Apr 21, 2014 18:02
Rainbow Connection
Song/Poetry analysis by Jo Ellen Kanne
This song is one of personal and familial importance to me. If I ask myself what one poem or set of words has most shaped my life, this is it. Perhaps a bouncy, lighthearted muppets tune is not what most people have in mind as the for-runner for the song which has most shaped their spiritual and emotional life, but this song, reverberated for me from a young age. It was the song my parent’s chose as their wedding song. While I don’t remember much about their wedding that it happened was very significant to me. I moved out to the farm before it, and lost contact with my day-care friends, the church I’d been baptized at and an entire lifestyle of being constantly the center of my care-givers universe. I gained a much bigger family because of it. And yes, I was almost three. And I mostly remember the mud and being kept from playing tag with the boys because I was the flower girl and supposed to be pretty and cute.
The song opens with a question which is phrased in an entirely rhetorical mannner. “Why are there so many songs about rainbows, and what’s on the other side?”. Which, I can, perhaps ironically only come up with a few such songs which deal with the other end of rainbows. And so we begin the philosophical journey. The questions of both how to reach the end of the rainbow and what is on the other side are where we are going in the song. These are spaced in separate lines, implying that the two questions are related but different, and I might choose to argue that this song is not about rainbows at all, but rather more about questions of an afterlife than about sparkly cloud reflections.
The singer then postulates three things about rainbows. First that they are visions, secondly only illusions and third they have nothing to hide. Now, as we come to learn later in the song, the singer wishes to invalidate all three claims. I am choosing to argue in this interpretation that the next verse is the writer’s way of discussing and disproving the first postulate, the second verse is his tool towards debunking the second and the third (La, da…) is all he feels comfortable saying on the third postulate.
I will look at what we know about the singer first. In the most famous rendition of the song, the singer is Kermit the Frog. He is green, which he feels keeps him from fitting in with the other muppets, and he sees himself an intellectual stuck with a bunch of loonies. We know from within the song that the singer surrounds himself, in an ideal world, with lovers and dreamers. He makes distinctions both between the two and places himself in yet a third category. We the listeners do not know what the singer might label this as if it were to contain anyone external to the singer. Even in an ideal world the singer feels set apart, different from those around him.
The first postulate states rainbows are visions. As we know this song can be interpreted as more than just being about literal rainbows, this postulate could be expressed as “An idealized spiritual connection can be realized through hallucinatory experiences.” Within Christianity this fallacy can be stated “Christ was fully God, he was never human nor did he have a human death”. So let us see how the singer addresses and disproves these arguments.
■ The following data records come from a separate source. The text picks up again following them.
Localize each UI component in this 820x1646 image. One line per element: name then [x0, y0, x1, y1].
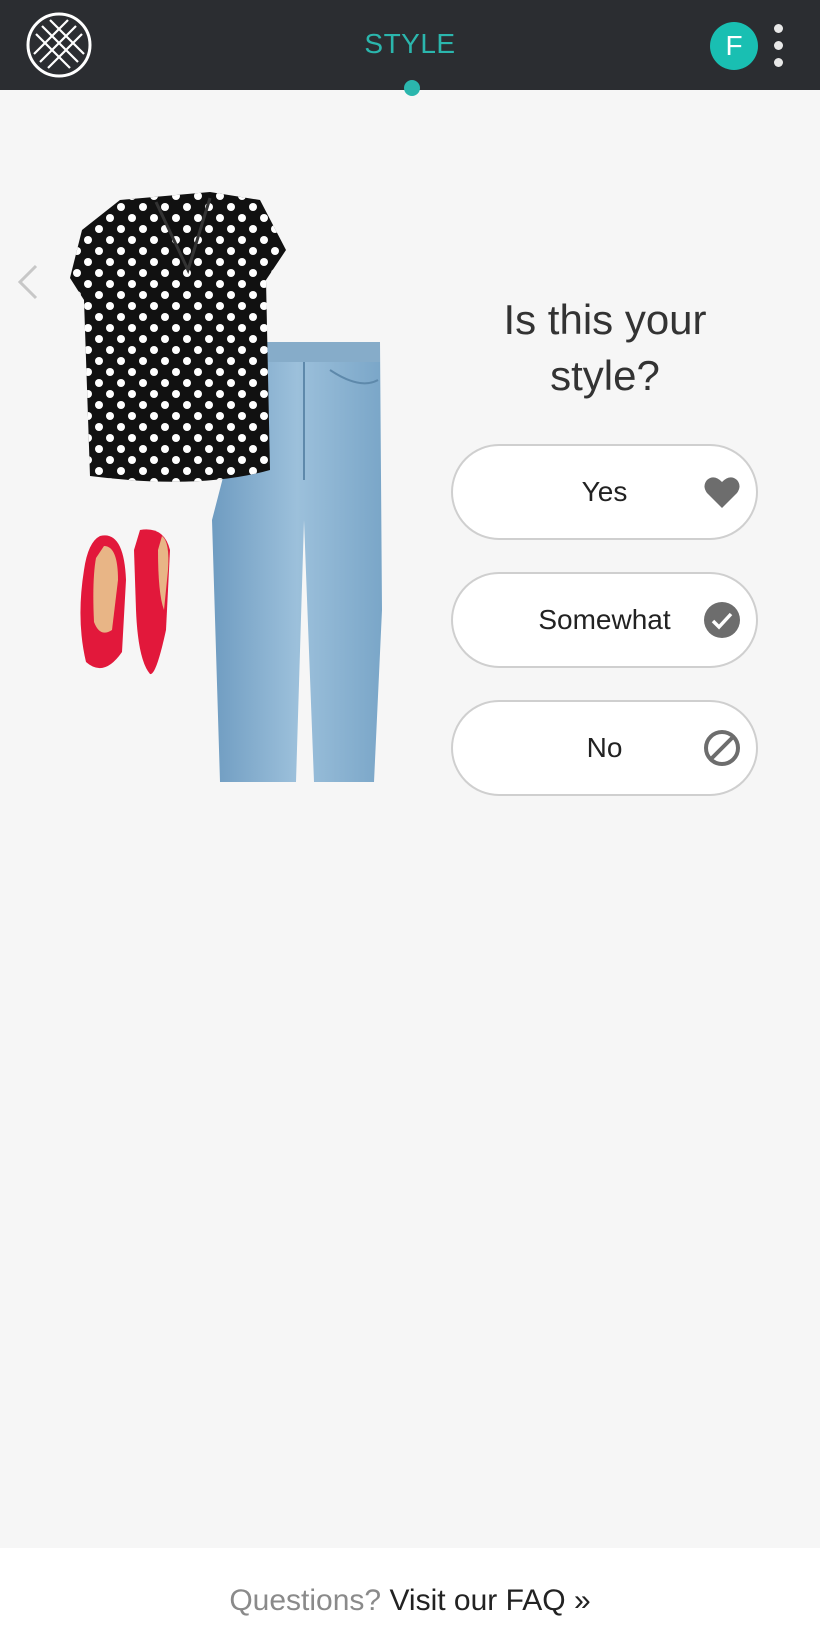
ban-icon [704, 730, 740, 766]
page-title[interactable]: STYLE [0, 28, 820, 60]
faq-prompt: Questions? Visit our FAQ » [0, 1584, 820, 1618]
active-tab-indicator [404, 80, 420, 96]
yes-button[interactable]: Yes [451, 444, 758, 540]
footer-bar: Questions? Visit our FAQ » [0, 1548, 820, 1646]
kebab-menu-icon[interactable] [768, 22, 788, 70]
blouse-graphic [70, 192, 286, 482]
heart-icon [704, 477, 740, 508]
check-circle-icon [704, 602, 740, 638]
user-avatar[interactable]: F [710, 22, 758, 70]
red-flats-graphic [80, 529, 170, 675]
question-line-2: style? [550, 352, 660, 399]
somewhat-button[interactable]: Somewhat [451, 572, 758, 668]
question-line-1: Is this your [503, 296, 707, 343]
top-navigation-bar: STYLE F [0, 0, 820, 96]
faq-link[interactable]: Visit our FAQ » [389, 1584, 590, 1617]
style-question: Is this your style? [440, 292, 770, 404]
outfit-image [70, 192, 382, 782]
faq-question-text: Questions? [229, 1584, 382, 1617]
no-button[interactable]: No [451, 700, 758, 796]
chevron-left-icon[interactable] [14, 260, 44, 304]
“Who said that every wish would be heard and answered when wished on the morning star?”. The morning star can be used to mean either Venus, the Sun or any planet or star seen before sunrise. Individuals who stress the divinity of experience and the pure divinity of Christ, often cite spiritual answers to mundane problems. The singer encourages us to find the proof in the pudding of these claims, to “Look what it’s done so far”. But from LSD use to Pentecostal Christianity, the long term effects of seeking divinity through personal experience are empty. It is star-gazing, fruitless, without substance or form.
The second postulate states that rainbows are only illusions. This alludes to the fallacy of independence and reliance of purely physical properties. That the divine can be found only in studying the mind and the body. The philosophical notion that consciousness and shared consciousness have a physical place, and that the soul can be lost through brain-injury. The Christian heresy addresses this as that of a christ who was only human, A great prophet and teacher, no more. The singer disproves this theory by alluding to a well studied phenomnea that has known basis in psychology, the common auditory hallucination that one’s name is being called out over and over again. He then references the mermaid’s song that enchants the young sailors and calls them to their death. Believing in nothing supernatural, believing in no afterlife makes suicide an option with no consequences.
While we cannot be sure what “it” the singer has heard too many times to ignore, I assume it is these two sides of the argument about the true nature of rainbows. He wishes to stop the argument, the fighting, the angst about “rainbows”. Which brings us to his third postulate about rainbows. They have nothing to hide. Where in a formal argument, the singer would be required to address why this isn’t true, within the song he can go off and say “la di dah, da tha da.” and it is just as valid. By presenting the singer’s case against each of the first two, he frees himself from telling you anything about the third. For the third is the singer’s way of telling us that this song isn’t about rainbows at all. He has not addressed the treasure at the end of it, or other worldly experiences, or even really talked much about rainbows. The third postulate is simply a convention to clue in us patiently waiting and seeing listeners to what we are supposed be looking at. The tone of the song and the hopeful chorus encourage listeners to keep on trying, to keep on engaging with the singer, to find the hidden meanings, to seek out what the true nature of rainbows. To look for what they are hiding. We may never find this balance, this unity, but someday we’ll find it, the rainbow connection, lovers, dreamers and me.